Na Constituinte de um século depois, o país saía da ditadura militar, de novo, sob a sombra do golpismo. O general Leônidas Pires Gonçalves, ministro do Exército do então presidente José Sarney, ameaçou os constituintes se encurtassem os cinco anos de mandato do presidente, lembra Fico. O Centrão, que se formava ali naqueles dias, topou o negócio, e a vontade do general se impôs. “Sarney foi totalmente tutelado pelos militares”, afirma o historiador.
Na Constituição vigente, o artigo 142 é o principal pretexto do golpismo.
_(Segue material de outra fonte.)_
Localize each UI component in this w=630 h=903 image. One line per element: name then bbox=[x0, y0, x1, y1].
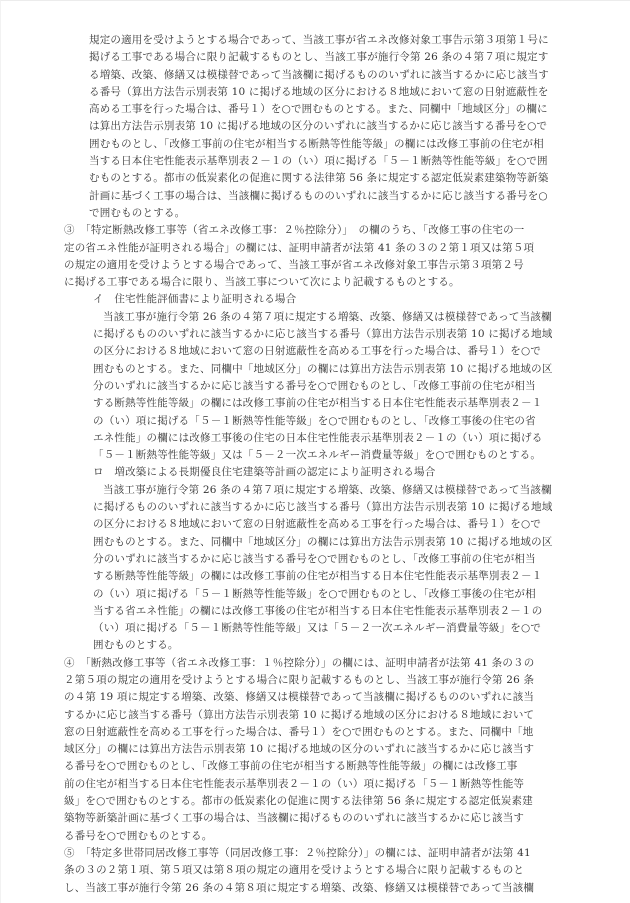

No texto de 1988, está previsto que “as Forças Armadas (…), sob a autoridade suprema do presidente da República, destinam-se à defesa da pátria, à garantia dos poderes constitucionais e, por iniciativa de qualquer destes, da lei e da ordem.” O presidente Jair Bolsonaro já mostrou como interpreta as palavras de 1988. Para ele, as Forças têm poder moderador de conflitos entre os Poderes e podem agir para dirimir crises. A mando de quem? O chefe supremo das Forças Armadas é o presidente da República, repete Bolsonaro à exaustão. (Ministros do STF já disseram, insistentemente, que a ideia do “poder moderador” não tem respaldo constitucional.)
“Provavelmente quase todos os oficiais generais com quem tenho contato, sobretudo do Exército, interpretam o comando constitucional de exercer a garantia dos poderes constitucionais como prerrogativa para mediar conflito entre os Poderes, e não ameaça aos Poderes, que é uma grande diferença”, diz Carlos Fico. “Na cabeça de oficiais generais, as crises poderiam ser dirimidas por eles e por isso temos uma democracia tão frágil, em que volta e meia, ao contrário da esperança de muitos analistas que achavam que [o golpismo] estava superado, ainda temos militares com pretensão de tutelar a sociedade.”